Sufficool KE, Lockwood CM, Abel HJ, Hagemann IS, Schumacher JA, Kelley TW, Duncavage EJ. T-cell clonality assessment by next-generation sequencing improves detection sensitivity in mycosis fungoides.
J Am Acad Dermatol 2015;
73:228-36.e2. [PMID:
26048061 DOI:
10.1016/j.jaad.2015.04.030]
[Citation(s) in RCA: 63] [Impact Index Per Article: 7.0] [Reference Citation Analysis] [Abstract] [Key Words] [Track Full Text] [Journal Information] [Subscribe] [Scholar Register] [Received: 12/22/2014] [Revised: 04/05/2015] [Accepted: 04/16/2015] [Indexed: 11/17/2022]
Abstract
BACKGROUND
T-cell receptor (TCR) clonality assessment is a principal diagnostic test in the management of mycosis fungoides (MF).
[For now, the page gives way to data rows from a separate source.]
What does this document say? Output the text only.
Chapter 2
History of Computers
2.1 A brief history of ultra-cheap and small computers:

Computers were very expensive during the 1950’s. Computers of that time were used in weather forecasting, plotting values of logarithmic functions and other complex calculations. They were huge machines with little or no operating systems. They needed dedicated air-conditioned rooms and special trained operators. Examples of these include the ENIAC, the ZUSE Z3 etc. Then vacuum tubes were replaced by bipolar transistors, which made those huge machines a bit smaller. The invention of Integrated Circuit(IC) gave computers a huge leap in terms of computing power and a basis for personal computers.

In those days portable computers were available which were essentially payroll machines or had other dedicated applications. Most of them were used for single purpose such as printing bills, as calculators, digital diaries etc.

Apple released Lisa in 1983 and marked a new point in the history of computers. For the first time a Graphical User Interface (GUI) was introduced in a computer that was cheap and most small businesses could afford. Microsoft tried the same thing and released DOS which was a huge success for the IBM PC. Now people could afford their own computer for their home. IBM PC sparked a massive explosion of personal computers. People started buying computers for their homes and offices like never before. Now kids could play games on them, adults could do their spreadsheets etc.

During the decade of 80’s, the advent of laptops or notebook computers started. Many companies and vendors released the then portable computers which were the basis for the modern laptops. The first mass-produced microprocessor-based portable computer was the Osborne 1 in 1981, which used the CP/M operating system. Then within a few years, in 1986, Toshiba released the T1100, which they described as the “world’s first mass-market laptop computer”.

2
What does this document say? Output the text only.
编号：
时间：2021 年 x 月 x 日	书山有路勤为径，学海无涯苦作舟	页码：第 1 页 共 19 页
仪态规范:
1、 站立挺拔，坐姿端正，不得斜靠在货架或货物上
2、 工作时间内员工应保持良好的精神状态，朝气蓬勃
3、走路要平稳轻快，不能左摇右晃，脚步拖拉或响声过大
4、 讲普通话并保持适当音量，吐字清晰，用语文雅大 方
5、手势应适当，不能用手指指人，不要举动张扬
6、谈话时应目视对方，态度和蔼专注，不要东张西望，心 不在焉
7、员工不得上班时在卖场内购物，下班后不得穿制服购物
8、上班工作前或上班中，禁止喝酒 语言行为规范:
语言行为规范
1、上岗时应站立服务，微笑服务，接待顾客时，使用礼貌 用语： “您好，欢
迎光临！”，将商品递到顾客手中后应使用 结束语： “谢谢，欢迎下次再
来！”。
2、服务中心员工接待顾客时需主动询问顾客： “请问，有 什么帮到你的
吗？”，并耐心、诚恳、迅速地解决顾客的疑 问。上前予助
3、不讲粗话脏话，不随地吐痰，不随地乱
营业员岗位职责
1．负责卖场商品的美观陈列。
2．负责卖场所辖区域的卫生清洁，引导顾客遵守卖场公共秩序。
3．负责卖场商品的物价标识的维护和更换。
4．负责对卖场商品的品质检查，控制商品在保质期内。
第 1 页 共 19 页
However, current polymerase chain reaction-based methods may produce ambiguous results, often because of low abundance of clonal T lymphocytes, resulting in weak clonal peaks that cannot be size-resolved by contemporary capillary electrophoresis (CE).
OBJECTIVE
We sought to determine if next-generation sequencing (NGS)-based detection has increased sensitivity for T-cell clonality over CE-based detection in MF.
METHODS
Clonality was determined by an NGS-based method in which the TCR-γ variable region was polymerase chain reaction amplified and the products sequenced to establish the identity of rearranged variable and joining regions.
RESULTS
Of the 35 MF cases tested, 29 (85%) showed a clonal T-cell rearrangement by NGS, compared with 15 (44%) by standard CE detection. Three patients with MF had follow-up testing that showed identical, clonal TCR sequences in subsequent skin biopsy specimens.
LIMITATIONS
Clonal T-cell populations have been described in benign conditions; evidence of clonality alone, by any method, is not sufficient for diagnosis.
CONCLUSION
TCR clonality assessment by NGS has superior sensitivity compared with CE-based detection. Further, NGS enables tracking of specific clones across multiple time points for more accurate identification of recurrent MF.